La stratégie débordée par la promesse -. La tentation de confier l’accomplissement inéluctable du communisme à la dialectique de l’histoire est constante : lorsqu’elle ne promet pas que l’essence humaine trouvera les formes adéquates à son effectivité, elle promet que le contenu du communisme trouve (déjà partiellement) ou trouvera (bientôt nécessairement) les formes qu’appellent inéluctablement sa réalisation immanente. Ainsi, la critique légitime de l’invention des formes de l’avenir en l’absence des conditions qui en rendent possible le contenu a pour revers, dans l’œuvre de Marx, une révélation du contenu de l’avenir en l’absence des formes qui y conduisent. Car, la théorie, selon Marx, peut et doit se limiter à l’enregistrement de formes qui seraient octroyées par l’histoire elle-même, sans recours à leur invention collective par les hommes : c’est ainsi que Marx interprète les coopératives, formes enfin trouvées de la socialisation du travail, et la Commune, forme enfin trouvée de la dictature du prolétariat. Du même coup, c’est la nécessaire détection de ces formes qui, sans être annulée, menace d’être futilisée. Comme si l’on pouvait s’en remettre à une histoire tutélaire de découvrir elle-même les formes de l’émancipation, à charge pour cette histoire de se porter garant de l’innocuité des recettes qui seront préparées dans les marmites de l’avenir. Qu’il n’en soit rien, c’est un moindre bilan que l’on peut tirer du stalinisme...

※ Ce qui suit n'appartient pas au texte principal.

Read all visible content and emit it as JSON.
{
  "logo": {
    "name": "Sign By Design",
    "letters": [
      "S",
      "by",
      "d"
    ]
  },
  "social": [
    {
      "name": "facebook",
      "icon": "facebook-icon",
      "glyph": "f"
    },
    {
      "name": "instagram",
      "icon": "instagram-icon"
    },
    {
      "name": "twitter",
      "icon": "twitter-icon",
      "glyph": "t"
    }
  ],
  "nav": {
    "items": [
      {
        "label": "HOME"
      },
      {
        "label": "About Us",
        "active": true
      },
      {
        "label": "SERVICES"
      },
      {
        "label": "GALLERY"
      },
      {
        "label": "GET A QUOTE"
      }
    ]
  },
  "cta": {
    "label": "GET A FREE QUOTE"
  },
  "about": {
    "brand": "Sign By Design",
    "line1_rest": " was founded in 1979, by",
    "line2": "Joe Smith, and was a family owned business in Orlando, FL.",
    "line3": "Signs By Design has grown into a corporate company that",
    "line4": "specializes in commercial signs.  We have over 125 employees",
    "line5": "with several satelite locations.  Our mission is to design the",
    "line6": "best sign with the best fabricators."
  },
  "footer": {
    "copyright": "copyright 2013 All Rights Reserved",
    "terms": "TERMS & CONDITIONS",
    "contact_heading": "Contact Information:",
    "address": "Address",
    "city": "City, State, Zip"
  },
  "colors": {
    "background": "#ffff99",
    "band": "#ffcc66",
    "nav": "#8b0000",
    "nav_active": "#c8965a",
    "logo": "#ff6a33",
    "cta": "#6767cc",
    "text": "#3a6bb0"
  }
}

III. Stratégie pour l’utopie ?
De quelle pratique relève l’utopie bien comprise quand elle s’affranchit des modèles d’action qui la réduisent à l’impuissance ou qui confirment son impuissance ? À quelle stratégie peut-on confier l’utopie pour qu’elle ne reste pas enfermée dans son discours dissident ?
1. Quelle utopie pour quel projet ?
Quelle utopie appelle l’autocritique de l’utopie ? Peut-être pourrait-on se risquer à dire ceci : l’utopie n’a de sens que comme pari, comme invention, comme idéal. Ce pari est stratégique, cette invention est projective, cet idéal est libertaire [27].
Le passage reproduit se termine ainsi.